Mark Green was the representative for Wisconsin’s 8th Congressional District and also ran as the Republican candidate for governor in 2006 against current Gov. Jim Doyle.
The Millennium Challenge Corporation was formed by Congress in January 2004 to act as an independent agency to aid underdeveloped nations to increase development and economic growth.
Obama chose Green based on his work on the Millennium Challenge Act of 2003, which was the legislation that created the MCC, as well as his work on other public health legislation and his time spent as an Ambassador to Tanzania, according to a White House statement.
Green is also a graduate of the UW Law school and attended UW-Eau Claire as an undergrad.
Andrew Welhouse, spokesperson for the Wisconsin Republican Party, said Green’s years of public service and experience as director of the Malaria No More Policy Center, a non-profit organization dedicated to stopping malarial deaths around the world, make him an ideal candidate to hold a position on the MCC Board of Directors.
“[Mark Green] is uniquely qualified to hold this position,” Welhouse said. “He has experience as a congressperson, and has dedicated a large chunk of his life to helping those in need.”
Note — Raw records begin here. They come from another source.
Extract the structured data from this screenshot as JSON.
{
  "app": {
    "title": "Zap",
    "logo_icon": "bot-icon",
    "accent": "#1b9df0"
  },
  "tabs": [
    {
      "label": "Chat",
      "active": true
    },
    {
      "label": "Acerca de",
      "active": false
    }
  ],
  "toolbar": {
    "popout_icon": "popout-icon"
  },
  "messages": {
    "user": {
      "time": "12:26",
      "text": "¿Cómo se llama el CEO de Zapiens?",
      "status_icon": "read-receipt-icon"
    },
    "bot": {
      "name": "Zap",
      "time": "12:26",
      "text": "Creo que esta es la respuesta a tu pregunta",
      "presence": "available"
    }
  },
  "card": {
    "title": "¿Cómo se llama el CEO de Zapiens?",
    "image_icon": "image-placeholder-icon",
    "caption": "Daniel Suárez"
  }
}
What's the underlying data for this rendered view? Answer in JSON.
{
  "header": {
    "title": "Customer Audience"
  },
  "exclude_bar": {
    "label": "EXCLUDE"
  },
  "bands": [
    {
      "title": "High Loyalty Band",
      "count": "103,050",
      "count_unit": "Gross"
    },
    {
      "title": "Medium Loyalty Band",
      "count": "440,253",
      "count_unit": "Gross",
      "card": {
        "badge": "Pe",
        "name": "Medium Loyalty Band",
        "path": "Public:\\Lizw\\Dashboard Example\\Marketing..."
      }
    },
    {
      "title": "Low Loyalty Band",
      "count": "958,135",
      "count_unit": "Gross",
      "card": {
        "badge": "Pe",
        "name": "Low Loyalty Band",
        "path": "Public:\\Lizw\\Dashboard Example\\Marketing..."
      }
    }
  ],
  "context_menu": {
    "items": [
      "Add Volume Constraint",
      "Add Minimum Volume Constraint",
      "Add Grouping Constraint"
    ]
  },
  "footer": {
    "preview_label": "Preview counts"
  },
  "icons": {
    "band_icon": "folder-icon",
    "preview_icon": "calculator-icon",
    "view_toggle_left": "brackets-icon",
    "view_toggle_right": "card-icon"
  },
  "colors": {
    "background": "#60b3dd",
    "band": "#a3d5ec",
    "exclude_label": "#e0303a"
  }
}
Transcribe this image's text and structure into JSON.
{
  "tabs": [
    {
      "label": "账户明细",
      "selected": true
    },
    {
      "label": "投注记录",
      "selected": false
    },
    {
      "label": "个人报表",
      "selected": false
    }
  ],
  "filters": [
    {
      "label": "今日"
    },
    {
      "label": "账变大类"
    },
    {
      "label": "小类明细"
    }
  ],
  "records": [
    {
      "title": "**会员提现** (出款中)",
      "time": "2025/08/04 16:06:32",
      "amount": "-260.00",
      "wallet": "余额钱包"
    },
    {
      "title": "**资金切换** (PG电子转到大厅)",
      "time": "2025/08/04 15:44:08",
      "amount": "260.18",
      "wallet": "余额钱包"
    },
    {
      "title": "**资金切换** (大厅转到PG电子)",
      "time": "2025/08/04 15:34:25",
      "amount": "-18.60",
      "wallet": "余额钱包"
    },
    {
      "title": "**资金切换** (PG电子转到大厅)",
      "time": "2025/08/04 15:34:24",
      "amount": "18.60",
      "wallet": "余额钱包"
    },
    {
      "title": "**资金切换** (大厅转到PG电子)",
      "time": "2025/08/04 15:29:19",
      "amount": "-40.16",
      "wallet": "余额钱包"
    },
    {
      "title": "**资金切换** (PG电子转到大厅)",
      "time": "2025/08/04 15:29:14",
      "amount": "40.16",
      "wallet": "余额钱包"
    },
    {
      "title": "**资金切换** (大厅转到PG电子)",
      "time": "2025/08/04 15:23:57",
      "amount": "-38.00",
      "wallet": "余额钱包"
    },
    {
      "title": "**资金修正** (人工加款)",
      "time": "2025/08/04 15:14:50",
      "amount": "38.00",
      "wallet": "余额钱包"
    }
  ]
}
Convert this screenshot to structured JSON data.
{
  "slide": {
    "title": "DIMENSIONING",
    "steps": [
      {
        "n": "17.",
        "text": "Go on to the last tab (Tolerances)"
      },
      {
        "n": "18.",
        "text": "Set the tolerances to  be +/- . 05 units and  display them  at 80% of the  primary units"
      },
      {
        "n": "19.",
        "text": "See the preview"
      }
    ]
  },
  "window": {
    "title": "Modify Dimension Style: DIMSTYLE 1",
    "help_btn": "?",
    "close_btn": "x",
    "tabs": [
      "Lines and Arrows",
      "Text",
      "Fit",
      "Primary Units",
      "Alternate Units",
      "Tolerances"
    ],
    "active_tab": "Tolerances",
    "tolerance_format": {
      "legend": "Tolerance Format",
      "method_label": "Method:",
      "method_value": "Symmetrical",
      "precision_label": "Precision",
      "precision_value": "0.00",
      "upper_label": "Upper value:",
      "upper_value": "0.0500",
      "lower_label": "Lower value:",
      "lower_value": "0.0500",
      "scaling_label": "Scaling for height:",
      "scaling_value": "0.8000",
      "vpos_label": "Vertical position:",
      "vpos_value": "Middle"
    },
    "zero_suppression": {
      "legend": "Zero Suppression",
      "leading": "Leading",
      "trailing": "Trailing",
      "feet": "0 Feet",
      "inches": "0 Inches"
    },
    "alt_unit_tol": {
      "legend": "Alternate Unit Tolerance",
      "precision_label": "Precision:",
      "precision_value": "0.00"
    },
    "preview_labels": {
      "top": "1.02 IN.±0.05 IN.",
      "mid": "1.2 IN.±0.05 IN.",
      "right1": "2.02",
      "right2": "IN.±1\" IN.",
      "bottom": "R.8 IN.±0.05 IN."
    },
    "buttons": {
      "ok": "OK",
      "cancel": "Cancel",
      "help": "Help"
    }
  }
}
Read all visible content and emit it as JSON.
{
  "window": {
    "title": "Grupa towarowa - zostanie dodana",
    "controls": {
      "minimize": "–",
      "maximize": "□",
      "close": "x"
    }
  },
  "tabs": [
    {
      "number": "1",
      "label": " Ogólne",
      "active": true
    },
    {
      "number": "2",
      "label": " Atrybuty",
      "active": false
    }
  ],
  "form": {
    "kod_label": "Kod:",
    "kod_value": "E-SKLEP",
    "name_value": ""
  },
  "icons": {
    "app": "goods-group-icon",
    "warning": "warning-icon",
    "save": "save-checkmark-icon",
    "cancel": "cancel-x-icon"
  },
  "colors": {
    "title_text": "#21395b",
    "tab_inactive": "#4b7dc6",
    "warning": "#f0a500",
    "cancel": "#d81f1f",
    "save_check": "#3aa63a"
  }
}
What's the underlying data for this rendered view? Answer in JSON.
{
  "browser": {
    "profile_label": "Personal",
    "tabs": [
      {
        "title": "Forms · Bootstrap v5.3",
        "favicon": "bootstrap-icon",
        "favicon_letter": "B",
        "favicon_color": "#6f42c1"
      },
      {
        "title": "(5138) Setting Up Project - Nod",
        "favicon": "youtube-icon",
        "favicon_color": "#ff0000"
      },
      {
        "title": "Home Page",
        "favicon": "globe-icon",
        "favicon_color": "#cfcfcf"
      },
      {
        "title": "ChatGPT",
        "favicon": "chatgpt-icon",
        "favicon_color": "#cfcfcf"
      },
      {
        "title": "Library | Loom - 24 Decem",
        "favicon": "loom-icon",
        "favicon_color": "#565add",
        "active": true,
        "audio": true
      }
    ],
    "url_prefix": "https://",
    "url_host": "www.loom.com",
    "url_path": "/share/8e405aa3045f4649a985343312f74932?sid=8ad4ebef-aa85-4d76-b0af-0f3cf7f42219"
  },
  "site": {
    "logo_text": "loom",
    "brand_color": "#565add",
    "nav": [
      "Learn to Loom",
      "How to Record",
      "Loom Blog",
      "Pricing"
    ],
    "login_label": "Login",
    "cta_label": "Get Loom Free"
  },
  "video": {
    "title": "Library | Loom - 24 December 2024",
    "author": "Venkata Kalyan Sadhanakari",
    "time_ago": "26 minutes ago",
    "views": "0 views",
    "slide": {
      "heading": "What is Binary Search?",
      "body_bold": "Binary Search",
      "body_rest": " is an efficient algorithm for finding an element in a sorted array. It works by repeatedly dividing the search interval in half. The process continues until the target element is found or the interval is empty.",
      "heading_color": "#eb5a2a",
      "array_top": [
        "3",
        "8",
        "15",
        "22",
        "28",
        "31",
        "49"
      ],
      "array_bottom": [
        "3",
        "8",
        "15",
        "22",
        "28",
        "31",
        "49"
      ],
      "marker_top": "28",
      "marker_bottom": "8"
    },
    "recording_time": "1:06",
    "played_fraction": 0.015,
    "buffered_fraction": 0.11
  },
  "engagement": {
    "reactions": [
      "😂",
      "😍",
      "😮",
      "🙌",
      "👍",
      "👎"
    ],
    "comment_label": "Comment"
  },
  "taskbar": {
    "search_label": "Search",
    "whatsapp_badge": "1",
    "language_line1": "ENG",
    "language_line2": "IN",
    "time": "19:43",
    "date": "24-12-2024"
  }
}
The corporation also forms partnerships with developing countries all over the world, but only those that are committed to “good governance, economic freedom and investments in their citizens,” according to the corporation.
If countries meet the criteria, aid is dispensed in the form of short and long-term grants to finance public works projects to improve the quality of life for the country’s citizens.
The MCC was originally formed in response to the Untied Nations Millennium Development Goals: Eight goals that all member states of the UN have agreed to reach by 2015.
The goals include ending poverty and hunger, universal education, gender equality, child health, maternal health, combating HIV and AIDS, environmental sustainability and global partnership, according to the UN.
President Obama spoke last week during the Millennium Development Goals Summit in New York to outline progress in the U.S. toward achieving the Millennium Goals and also unveiled a new approach to ensure continued improvement.
“[The new approach is] development rooted in shared responsibility, mutual accountability and, most of all, concrete results that pull communities and countries from poverty to prosperity,” Obama said.
Despite America’s change in global development policy, the MCC will have a continued role in making sure America reaches their targets, according to an MCC statement.
As a member of the board of directors, Green will be part of a corporation that has become a critical part of the Obama administration’s development strategy, MCC executive officer Danial Yohannes said in a statement.
“MCC will continue putting its principles into practice, sharing what it has learned and staying on the cutting edge of effective and accountable development assistance,” Yohannes said.
Green could not be reached for comment.